Wow to people who didn't ask their parents permission at 16! I asked for permission (and had it denied on occassions) up until I left home...if I lived under their roof it was only fair I lived by their rules. But then I didn't move out until 18 odd.

YANBU OP, I would not have been allowed to at 16 and I don't think I would let ours go as I know what it would be like. It's be like letting 13 16 yr olds go to Cowes Week alone...a recipe for disaster!

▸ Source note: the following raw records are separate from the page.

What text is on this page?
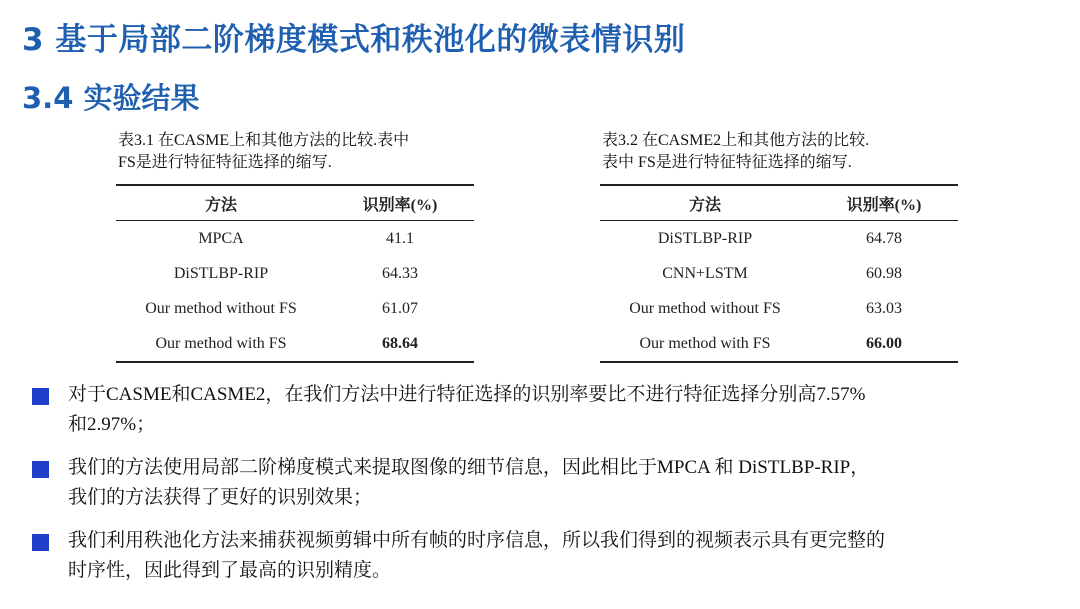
3 基于局部二阶梯度模式和秩池化的微表情识别
3.4 实验结果
表3.1 在CASME上和其他方法的比较.表中
FS是进行特征特征选择的缩写.
方法	识别率(%)
MPCA	41.1
DiSTLBP-RIP	64.33
Our method without FS	61.07
Our method with FS	68.64
表3.2 在CASME2上和其他方法的比较.
表中 FS是进行特征特征选择的缩写.
方法	识别率(%)
DiSTLBP-RIP	64.78
CNN+LSTM	60.98
Our method without FS	63.03
Our method with FS	66.00
对于CASME和CASME2，在我们方法中进行特征选择的识别率要比不进行特征选择分别高7.57%
和2.97%；
我们的方法使用局部二阶梯度模式来提取图像的细节信息，因此相比于MPCA 和 DiSTLBP-RIP，
我们的方法获得了更好的识别效果；
我们利用秩池化方法来捕获视频剪辑中所有帧的时序信息，所以我们得到的视频表示具有更完整的
时序性，因此得到了最高的识别精度。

Newquay is known for certain activities sadly, if it was a week camping elsewhere that isn't known as a party capital then maybe it would be different.

compo · 13/03/2010 17:51

I would offer an even better alternative

like you paying for her and her best mate to do something fab, not sure what though

calamari · 13/03/2010 18:00

No. Dn't let her go. I've seen what it's like in newquay. Binge-drinking isn't the word to describe it...neither is power-sh*gging.
No place for an unaccompanied 16-year-old, unless you want her to bring back souvenirs such as STD, pregnancy, drug overdose or liver damage.
Of course, she might be a perfectly sensible girl...do you know any of the group she is going with? Are they trustworthy?
But on the whole, I'd say: no way. Not to Newquay of all plaes.

hazlac · 13/03/2010 18:07

my 3 16 year olds went last year with about 60 others from their year, in seperate accomodation with their own group of friends, yes there was alcohol but there is alcohol easily available in our town. We insisted they pay for it all themselves including the deposits which were horrendous, it did make them very aware of how much they all stood to loose if anything got out of hand. I was so worried before they went but realised that they were capable of getting in as much trouble here if they chose to, as in any other town.As far as I know it all went brilliantly, but I know everyone agreed that what went on in Newquay stayed in Newquay.I think I actually needed them to do this in order for me see them as young adults rather than my children still, they all came back safe and sound and have made some wonderful new friends.

alibubbles · 14/03/2010 15:09

I didn't let my daughter go, I don't regret it, nor did she when she found out what had happened to some of the girls. ( Public/private school kids are the worst - mine were both, so not tarring the brush!)

There used to be a campsite that caters specifically for under 18's, no alcohol allowed, not sure if it is still open.